- Bernstein said increased competition abroad is responsible for the weakness in Tesla's sales volume.
- "Our analysis suggests that the deteriorating sales trajectory of the Model S and X may be primarily due to competition, particularly in Europe, from Jaguar and Audi," said senior technology analyst Toni Sacconaghi.
Competition is weighing on Tesla's sales, according to A.B. Bernstein.
The firm said increased competition abroad is responsible for the recent weakness in Tesla's sales volume.
"Our analysis suggests that the deteriorating sales trajectory of the Model S and X may be primarily due to competition, particularly in Europe, from Jaguar and Audi," said Bernstein's senior technology analyst, Toni Sacconaghi, in a note to clients on Wednesday.
Tesla's financials have been weighed down this year due to Model S and X volumes falling, the analyst said. In the first half of 2019, Model S and X gross profit dollars fell 57% year over year, Bernstein notes. Typically, Tesla produces about 20,000 to 25,000 Model S and X cars each quarter, but a drop in orders brings the average to around 14,000 per quarter. Tesla's stock has reflected the weakness, as it has plummeted more than 30% this year.
Sacconaghi said Tesla's sales weakness is brought on by competition, specially in Europe. New European luxury vehicles like the Audi E-Tron and the Jaguar I-Pace are all taking market share.
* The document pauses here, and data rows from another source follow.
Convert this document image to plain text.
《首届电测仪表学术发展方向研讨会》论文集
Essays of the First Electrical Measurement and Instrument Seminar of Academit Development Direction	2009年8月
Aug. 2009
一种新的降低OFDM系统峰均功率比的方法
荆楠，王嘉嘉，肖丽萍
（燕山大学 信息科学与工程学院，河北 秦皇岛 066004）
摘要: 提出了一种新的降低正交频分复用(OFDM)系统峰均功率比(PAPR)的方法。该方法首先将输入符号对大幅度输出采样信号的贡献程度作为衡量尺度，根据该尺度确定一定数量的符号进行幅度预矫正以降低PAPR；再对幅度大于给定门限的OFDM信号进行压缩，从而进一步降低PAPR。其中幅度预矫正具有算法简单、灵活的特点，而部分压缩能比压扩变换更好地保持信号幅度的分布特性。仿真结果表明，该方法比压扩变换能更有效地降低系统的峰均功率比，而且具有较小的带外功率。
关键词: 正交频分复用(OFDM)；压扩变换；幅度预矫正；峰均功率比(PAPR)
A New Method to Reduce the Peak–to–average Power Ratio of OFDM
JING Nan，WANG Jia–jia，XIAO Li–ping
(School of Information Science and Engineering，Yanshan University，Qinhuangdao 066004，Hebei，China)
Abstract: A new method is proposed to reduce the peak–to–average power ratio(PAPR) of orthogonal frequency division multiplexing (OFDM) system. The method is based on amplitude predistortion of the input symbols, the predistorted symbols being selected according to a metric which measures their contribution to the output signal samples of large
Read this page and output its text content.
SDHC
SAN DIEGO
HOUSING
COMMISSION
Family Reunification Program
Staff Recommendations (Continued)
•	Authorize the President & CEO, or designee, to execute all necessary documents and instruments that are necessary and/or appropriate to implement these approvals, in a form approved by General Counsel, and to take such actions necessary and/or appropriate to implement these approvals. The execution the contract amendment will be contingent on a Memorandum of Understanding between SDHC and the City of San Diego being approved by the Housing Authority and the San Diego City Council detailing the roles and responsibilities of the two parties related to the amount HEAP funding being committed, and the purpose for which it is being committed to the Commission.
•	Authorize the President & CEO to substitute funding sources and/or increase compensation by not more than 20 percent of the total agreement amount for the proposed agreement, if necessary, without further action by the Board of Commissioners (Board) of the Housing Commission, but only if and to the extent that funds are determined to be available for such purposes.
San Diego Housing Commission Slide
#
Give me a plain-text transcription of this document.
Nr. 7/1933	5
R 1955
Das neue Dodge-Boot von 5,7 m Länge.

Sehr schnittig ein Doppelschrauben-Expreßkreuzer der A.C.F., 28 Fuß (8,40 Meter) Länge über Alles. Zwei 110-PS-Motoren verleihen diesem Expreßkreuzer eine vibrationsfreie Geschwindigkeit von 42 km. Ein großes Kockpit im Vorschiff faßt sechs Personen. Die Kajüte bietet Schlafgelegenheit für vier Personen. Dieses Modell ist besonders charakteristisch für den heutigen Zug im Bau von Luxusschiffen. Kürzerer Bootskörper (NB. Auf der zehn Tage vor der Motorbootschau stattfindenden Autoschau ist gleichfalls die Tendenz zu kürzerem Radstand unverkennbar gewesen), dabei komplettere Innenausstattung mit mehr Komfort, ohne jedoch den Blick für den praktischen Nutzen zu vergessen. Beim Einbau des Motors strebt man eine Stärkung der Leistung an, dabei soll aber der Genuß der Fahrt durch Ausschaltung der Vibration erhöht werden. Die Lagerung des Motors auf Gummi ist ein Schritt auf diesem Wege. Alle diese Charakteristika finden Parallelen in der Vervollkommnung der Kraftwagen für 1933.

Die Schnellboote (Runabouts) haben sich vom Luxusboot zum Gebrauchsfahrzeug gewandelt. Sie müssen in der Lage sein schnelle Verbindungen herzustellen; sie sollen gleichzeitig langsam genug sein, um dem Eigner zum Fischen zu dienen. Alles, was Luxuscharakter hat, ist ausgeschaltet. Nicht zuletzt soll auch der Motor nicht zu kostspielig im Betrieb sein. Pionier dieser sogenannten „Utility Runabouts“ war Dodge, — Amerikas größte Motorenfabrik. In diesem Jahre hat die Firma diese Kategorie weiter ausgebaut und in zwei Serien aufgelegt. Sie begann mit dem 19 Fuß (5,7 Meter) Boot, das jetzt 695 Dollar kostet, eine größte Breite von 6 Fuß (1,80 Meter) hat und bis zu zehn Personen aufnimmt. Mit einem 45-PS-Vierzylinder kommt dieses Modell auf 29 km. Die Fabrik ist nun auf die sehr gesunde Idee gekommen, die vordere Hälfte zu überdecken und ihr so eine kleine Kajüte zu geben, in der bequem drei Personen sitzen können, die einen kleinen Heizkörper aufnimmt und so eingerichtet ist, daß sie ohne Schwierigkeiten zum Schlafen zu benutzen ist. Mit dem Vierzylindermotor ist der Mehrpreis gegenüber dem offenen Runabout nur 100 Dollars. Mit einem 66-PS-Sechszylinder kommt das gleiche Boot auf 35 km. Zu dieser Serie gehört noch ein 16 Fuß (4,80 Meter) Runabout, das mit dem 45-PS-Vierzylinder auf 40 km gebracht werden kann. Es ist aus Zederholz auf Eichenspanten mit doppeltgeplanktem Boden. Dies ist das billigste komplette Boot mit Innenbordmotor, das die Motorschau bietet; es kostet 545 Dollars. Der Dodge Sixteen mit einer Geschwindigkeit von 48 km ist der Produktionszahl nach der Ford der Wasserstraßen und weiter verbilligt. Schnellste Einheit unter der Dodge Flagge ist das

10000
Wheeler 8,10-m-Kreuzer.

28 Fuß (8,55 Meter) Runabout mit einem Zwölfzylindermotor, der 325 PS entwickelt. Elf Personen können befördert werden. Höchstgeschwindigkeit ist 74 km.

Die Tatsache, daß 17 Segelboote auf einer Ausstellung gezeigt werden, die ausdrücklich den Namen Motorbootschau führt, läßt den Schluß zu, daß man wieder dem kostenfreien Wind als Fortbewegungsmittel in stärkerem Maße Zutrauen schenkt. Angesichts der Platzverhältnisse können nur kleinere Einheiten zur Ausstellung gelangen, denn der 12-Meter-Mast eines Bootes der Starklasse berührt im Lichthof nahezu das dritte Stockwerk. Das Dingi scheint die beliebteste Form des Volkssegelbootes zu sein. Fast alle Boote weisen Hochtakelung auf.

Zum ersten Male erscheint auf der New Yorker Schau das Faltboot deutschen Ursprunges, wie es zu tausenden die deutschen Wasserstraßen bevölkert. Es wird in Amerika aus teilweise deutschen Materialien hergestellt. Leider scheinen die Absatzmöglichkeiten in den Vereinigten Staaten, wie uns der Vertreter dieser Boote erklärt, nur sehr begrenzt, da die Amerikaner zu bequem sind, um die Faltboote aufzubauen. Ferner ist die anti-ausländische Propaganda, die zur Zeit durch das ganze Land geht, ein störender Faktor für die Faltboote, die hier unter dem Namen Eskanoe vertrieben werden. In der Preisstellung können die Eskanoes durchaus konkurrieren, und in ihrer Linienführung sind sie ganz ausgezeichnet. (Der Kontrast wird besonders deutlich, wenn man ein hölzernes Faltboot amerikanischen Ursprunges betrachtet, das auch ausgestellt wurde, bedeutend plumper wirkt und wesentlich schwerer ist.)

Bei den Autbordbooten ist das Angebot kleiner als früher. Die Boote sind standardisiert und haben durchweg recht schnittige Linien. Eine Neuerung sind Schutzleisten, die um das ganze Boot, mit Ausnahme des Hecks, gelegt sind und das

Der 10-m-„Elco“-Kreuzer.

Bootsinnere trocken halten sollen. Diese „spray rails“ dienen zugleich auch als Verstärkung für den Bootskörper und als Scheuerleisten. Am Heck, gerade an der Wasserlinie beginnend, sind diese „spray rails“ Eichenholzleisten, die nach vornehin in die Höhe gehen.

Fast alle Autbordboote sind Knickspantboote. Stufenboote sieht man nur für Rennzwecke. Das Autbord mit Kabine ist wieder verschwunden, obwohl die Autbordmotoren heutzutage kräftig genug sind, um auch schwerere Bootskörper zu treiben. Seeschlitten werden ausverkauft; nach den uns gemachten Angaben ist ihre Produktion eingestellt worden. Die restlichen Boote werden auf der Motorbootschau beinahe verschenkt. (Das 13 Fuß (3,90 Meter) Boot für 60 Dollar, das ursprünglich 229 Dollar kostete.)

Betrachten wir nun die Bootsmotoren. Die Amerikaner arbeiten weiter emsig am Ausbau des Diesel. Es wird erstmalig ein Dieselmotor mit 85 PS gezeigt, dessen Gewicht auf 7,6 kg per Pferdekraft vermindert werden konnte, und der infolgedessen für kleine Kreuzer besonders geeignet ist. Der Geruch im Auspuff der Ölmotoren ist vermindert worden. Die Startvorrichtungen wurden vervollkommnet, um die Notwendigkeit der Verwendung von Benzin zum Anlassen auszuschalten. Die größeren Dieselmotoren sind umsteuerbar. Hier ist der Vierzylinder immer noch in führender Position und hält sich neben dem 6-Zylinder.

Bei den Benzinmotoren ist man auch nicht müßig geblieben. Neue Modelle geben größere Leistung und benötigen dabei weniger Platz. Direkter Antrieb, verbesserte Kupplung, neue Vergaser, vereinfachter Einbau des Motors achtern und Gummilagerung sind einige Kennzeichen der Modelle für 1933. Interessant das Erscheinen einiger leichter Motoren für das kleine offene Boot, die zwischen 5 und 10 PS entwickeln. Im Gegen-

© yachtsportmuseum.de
Anticipated releases from Mercedes and Porsche could worsen the problem, he said.
The total market for these luxury electric vehicle's (more the $60,000) has grown only modesty in 2018 and 2019, and Tesla's sales volume has decreased.
"In other words, the market isn't growing much, and Tesla is losing share," said the analyst.
Sacconaghi is often the top tech analyst in the annual rankings from Institutional Investor magazine. His tech stock picks have an average one-year return of 21%, according to TipRanks, which places him among the best on Wall Street.
Shares of Tesla fell 2.2% on Wednesday.
Bernstein reiterated its market perform rating on the stock and its $325 price target. Tesla closed Tuesday $225.